Ed Vaizey, the communications minister, met with broadband providers, including BT, Virgin Media and TalkTalk, to explore changing how pornography gets into homes.
It was suggested that instead of parents having to choose to stop access to explicit websites, through parental controls, a block could be placed at source, meaning adults will have to specifically opt-in to receive the images.
The move is designed to prevent children from being exposed to sex at an early age and follows warnings about the hidden impact of pornography.
But many technology experts said that the plans were unworkable even if the broadband providers signed up to a voluntary code.
It relies upon the Government or the Internet service providers themselves having a comprehensive and up-to-date list of pornographic websites.
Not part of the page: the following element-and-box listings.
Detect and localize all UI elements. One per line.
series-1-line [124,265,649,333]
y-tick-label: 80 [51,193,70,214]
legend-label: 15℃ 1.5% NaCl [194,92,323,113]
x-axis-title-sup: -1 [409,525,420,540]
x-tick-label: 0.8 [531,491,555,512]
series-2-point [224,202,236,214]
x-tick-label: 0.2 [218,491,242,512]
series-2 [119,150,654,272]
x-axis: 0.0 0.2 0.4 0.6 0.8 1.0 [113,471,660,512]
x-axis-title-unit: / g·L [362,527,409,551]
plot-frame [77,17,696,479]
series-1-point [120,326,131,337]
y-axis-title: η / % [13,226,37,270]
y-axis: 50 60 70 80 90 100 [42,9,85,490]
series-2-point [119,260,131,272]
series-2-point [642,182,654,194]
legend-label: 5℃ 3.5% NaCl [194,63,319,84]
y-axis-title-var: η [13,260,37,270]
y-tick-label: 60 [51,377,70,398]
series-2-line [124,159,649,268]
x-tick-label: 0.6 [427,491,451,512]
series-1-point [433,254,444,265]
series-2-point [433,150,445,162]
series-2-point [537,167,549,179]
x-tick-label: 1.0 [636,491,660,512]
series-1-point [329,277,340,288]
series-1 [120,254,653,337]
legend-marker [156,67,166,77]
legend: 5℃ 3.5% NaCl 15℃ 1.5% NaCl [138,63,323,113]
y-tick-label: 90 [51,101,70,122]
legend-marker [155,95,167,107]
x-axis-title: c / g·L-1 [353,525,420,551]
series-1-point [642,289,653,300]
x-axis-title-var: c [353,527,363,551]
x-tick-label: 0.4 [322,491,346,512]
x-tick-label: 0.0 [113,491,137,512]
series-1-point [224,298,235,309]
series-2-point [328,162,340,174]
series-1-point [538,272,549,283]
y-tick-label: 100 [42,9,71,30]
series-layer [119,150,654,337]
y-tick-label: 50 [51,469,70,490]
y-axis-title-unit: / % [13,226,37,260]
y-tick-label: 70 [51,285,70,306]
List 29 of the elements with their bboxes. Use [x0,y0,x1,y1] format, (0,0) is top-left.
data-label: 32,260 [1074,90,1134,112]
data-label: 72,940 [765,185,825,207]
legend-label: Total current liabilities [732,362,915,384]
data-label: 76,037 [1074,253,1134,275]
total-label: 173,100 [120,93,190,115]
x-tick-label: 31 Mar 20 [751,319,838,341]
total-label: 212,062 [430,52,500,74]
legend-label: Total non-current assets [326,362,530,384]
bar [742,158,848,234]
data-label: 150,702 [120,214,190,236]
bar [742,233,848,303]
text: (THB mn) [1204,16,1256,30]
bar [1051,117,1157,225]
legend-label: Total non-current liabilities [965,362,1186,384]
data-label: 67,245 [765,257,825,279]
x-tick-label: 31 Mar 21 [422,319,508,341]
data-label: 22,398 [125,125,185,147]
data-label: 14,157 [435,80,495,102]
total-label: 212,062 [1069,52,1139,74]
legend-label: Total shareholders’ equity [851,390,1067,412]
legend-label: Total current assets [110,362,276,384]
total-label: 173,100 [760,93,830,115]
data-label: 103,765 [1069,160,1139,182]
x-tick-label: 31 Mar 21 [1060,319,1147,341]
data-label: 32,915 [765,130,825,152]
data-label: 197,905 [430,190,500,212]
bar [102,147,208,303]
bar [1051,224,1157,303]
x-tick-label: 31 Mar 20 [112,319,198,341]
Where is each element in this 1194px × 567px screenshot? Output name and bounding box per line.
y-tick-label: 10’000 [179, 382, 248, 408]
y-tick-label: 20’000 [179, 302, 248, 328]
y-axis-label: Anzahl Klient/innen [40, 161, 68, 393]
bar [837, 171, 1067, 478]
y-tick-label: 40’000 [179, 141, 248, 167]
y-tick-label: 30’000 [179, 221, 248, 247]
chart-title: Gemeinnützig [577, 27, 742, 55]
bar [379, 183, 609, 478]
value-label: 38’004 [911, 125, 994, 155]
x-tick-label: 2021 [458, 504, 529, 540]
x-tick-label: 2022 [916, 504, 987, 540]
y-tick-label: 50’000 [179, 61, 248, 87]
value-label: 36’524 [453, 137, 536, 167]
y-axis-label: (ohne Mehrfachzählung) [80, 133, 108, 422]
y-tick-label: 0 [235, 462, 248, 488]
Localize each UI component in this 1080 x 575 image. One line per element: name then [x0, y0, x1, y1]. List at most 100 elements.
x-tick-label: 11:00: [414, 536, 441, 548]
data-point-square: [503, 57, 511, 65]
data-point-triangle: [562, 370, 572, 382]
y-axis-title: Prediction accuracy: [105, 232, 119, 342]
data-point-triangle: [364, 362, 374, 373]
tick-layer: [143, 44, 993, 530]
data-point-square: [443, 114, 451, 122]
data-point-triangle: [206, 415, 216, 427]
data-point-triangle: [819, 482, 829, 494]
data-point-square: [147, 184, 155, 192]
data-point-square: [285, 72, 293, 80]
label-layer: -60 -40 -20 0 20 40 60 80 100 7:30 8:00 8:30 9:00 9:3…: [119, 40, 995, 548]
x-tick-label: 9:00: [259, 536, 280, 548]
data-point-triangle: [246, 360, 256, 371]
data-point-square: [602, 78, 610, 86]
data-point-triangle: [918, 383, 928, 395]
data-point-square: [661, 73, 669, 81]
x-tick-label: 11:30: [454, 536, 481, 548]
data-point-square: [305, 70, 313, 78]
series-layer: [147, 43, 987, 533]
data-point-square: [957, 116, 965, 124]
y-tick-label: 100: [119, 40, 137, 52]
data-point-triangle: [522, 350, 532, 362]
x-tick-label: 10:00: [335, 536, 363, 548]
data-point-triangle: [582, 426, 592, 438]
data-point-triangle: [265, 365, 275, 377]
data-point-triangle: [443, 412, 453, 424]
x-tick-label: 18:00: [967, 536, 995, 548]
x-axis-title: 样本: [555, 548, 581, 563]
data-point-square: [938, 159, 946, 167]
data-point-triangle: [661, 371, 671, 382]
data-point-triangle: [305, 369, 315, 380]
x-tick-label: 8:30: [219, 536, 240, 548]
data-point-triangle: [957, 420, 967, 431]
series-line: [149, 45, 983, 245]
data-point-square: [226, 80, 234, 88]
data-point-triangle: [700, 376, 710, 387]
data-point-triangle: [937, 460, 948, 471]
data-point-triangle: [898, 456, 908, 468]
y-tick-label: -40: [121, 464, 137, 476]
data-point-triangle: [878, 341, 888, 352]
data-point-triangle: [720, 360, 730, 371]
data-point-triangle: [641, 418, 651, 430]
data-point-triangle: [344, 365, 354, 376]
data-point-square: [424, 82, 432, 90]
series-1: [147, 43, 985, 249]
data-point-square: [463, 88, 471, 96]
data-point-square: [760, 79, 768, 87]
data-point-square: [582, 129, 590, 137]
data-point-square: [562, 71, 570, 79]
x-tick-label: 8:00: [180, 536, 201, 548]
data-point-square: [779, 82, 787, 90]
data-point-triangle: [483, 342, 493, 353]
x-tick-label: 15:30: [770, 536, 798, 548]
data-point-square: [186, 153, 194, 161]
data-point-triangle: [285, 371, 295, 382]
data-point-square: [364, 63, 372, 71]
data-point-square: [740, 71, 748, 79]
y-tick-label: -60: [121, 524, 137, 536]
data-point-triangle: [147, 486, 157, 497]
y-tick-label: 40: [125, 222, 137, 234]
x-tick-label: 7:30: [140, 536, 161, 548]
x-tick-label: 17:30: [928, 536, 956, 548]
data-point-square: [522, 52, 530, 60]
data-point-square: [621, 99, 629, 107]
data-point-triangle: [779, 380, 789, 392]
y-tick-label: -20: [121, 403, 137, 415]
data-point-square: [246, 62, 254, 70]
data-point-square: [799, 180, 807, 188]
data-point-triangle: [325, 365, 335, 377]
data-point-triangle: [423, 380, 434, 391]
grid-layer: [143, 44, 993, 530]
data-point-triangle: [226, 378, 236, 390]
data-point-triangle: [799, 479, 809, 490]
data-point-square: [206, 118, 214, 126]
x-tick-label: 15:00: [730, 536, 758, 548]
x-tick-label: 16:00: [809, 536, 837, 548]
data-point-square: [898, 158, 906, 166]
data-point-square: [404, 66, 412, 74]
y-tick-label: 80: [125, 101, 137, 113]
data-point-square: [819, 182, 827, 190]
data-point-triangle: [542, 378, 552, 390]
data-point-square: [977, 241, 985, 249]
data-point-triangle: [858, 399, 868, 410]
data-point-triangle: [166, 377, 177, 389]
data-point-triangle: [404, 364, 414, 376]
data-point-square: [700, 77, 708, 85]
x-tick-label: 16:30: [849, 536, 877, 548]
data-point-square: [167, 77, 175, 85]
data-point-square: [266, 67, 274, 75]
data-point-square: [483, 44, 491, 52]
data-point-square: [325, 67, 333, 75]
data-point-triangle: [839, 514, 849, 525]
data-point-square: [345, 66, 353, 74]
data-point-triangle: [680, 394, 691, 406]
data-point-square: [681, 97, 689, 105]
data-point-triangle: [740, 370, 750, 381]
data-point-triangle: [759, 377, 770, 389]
Critics also argued that the move would be "censorship through the back door" and could end up restricting access to many legitimate websites.
"We already have an opt-in approach on mobiles. We're able to block sites, so it would be possible to do the same on the Internet," the Telegraph quoted a spokesman for Virgin Media as saying.
"It is just about finding the right approach," he stated.
The attempt by Vaizey to curb access to online pornography comes as an increasing number of televisions are being sold which allow viewers to watch Internet sites through the screens.
"This is a very serious matter. I think it is very important that it's the ISPs (internet service providers) that come up with solutions to protect children," Vaizey said.
"I'm hoping they will get their acts together so we don't have to legislate, but we are keeping an eye on the situation and we will have a new communications bill in the next couple of years," he added.